Pinus densiflora needle supercritical fluid extract suppresses the expression of proinflammatory mediators iNOS, IL-6 and IL-1β, and activation of inflammatory STAT1 and STAT3 signaling proteins in bacterial lipopolysaccharide-challenged murine macrophages

Background: Regulation of a persistently-activated inflammatory response in macrophages is an important target for treatment of various chronic diseases. Pine needle extracts are well known to have potent immunomodulatory effects. The current study was designed to evaluate the effects of Pinus densiflora needle supercritical fluid extract (PDN-SCFE) on bacterial lipopolysaccharide (LPS)-induced inflammatory response in RAW 264.7 murine macrophages. Methods: Cytotoxic effect of PDN-SCFE was determined by the 3-(4,5-dimethylthiazol-2-yl)-2,5-diphenyltetrazolium bromide (MTT) assay. The levels of nitric oxide (NO) and the corresponding enzyme, inducible nitric oxide synthase (iNOS), were quantified by Griess and immunoblotting methods, respectively. The levels of cytokines were quantified using commercial ELISA kits. Quantitative real-time PCR (qRT-PCR) analysis was performed to assess the mRNA expression of iNOS and cytokines. To elucidate the mechanism of action, the involvement of nuclear transcription factor-kappa B (NF kappa B), mitogen activated protein kinases (MAPKs) and Janus kinase-signal transducers and activators of transcription (JAK-STAT) pathways were examined by an immunoblotting method. In addition, the cellular localization of NF kappa B was analyzed by immunofluorescence staining.
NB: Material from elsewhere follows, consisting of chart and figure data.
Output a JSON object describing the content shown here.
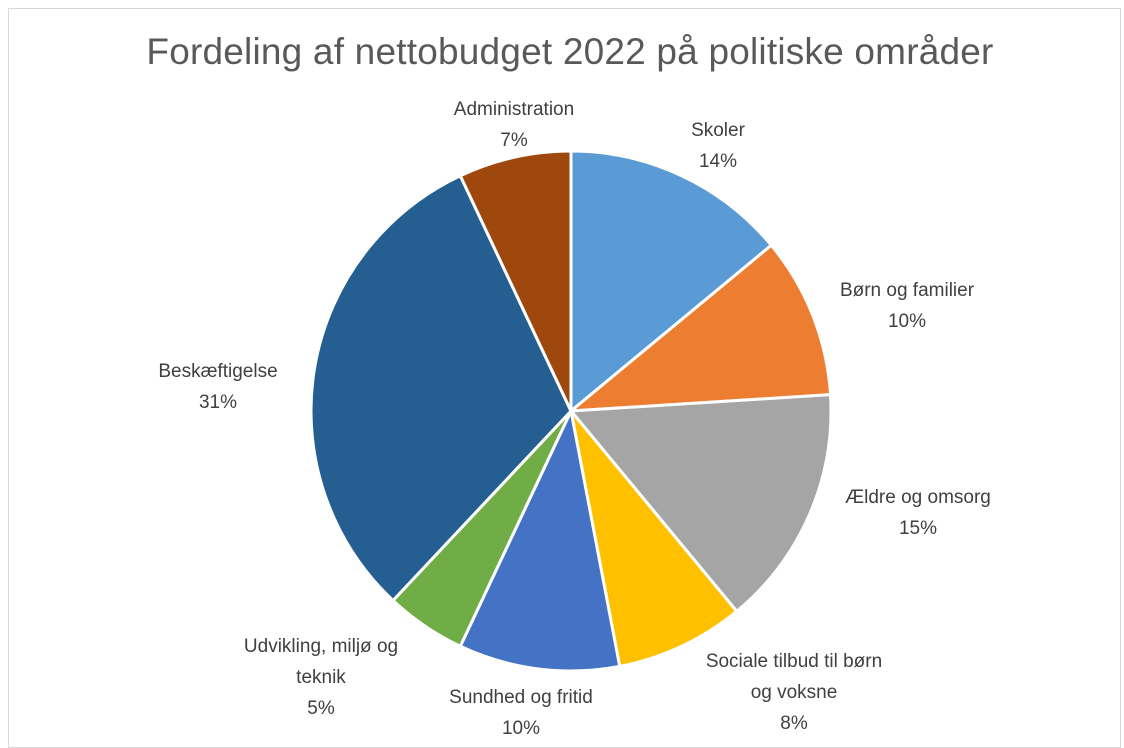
{
  "chart_data": {
    "type": "pie",
    "title": "Fordeling af nettobudget 2022 på politiske områder",
    "slices": [
      {
        "lines": [
          "Skoler"
        ],
        "label": "Skoler",
        "value": 14,
        "percent_label": "14%",
        "color": "#5B9BD5"
      },
      {
        "lines": [
          "Børn og familier"
        ],
        "label": "Børn og familier",
        "value": 10,
        "percent_label": "10%",
        "color": "#ED7D31"
      },
      {
        "lines": [
          "Ældre og omsorg"
        ],
        "label": "Ældre og omsorg",
        "value": 15,
        "percent_label": "15%",
        "color": "#A5A5A5"
      },
      {
        "lines": [
          "Sociale tilbud til børn",
          "og voksne"
        ],
        "label": "Sociale tilbud til børn og voksne",
        "value": 8,
        "percent_label": "8%",
        "color": "#FFC000"
      },
      {
        "lines": [
          "Sundhed og fritid"
        ],
        "label": "Sundhed og fritid",
        "value": 10,
        "percent_label": "10%",
        "color": "#4472C4"
      },
      {
        "lines": [
          "Udvikling, miljø og",
          "teknik"
        ],
        "label": "Udvikling, miljø og teknik",
        "value": 5,
        "percent_label": "5%",
        "color": "#70AD47"
      },
      {
        "lines": [
          "Beskæftigelse"
        ],
        "label": "Beskæftigelse",
        "value": 31,
        "percent_label": "31%",
        "color": "#255E91"
      },
      {
        "lines": [
          "Administration"
        ],
        "label": "Administration",
        "value": 7,
        "percent_label": "7%",
        "color": "#9E480E"
      }
    ]
  }
}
Results: MTT assay results indicated that PDN-SCFE is non-toxic to RAW 264.7 cells up to a maximum assayed concentration of 40 mu g/mL. The PDN-SCFE exhibited a concentration-dependent inhibitory effect on LPS-induced NO production by down regulating the expression of iNOS. In addition, the extract suppressed the LPS-induced expression of interleukin-6 (IL-6) and interleukin-1 beta (IL-1 beta) but not tumour necrosis factor-alpha (TNF alpha). Mechanistic studies revealed that PDN-SCFE does not influence the NF kappa B and MAPK pathways. However, it showed a significant inhibitory effect on LPS-induced activation of STAT1 and STAT3 proteins in macrophages. Conclusion: The present findings revealed that the anti-inflammatory activity of PDN-SCFE in LPS-challenged RAW 264. 7 macrophages is probably caused by the suppression of the JAK-STAT signaling pathway.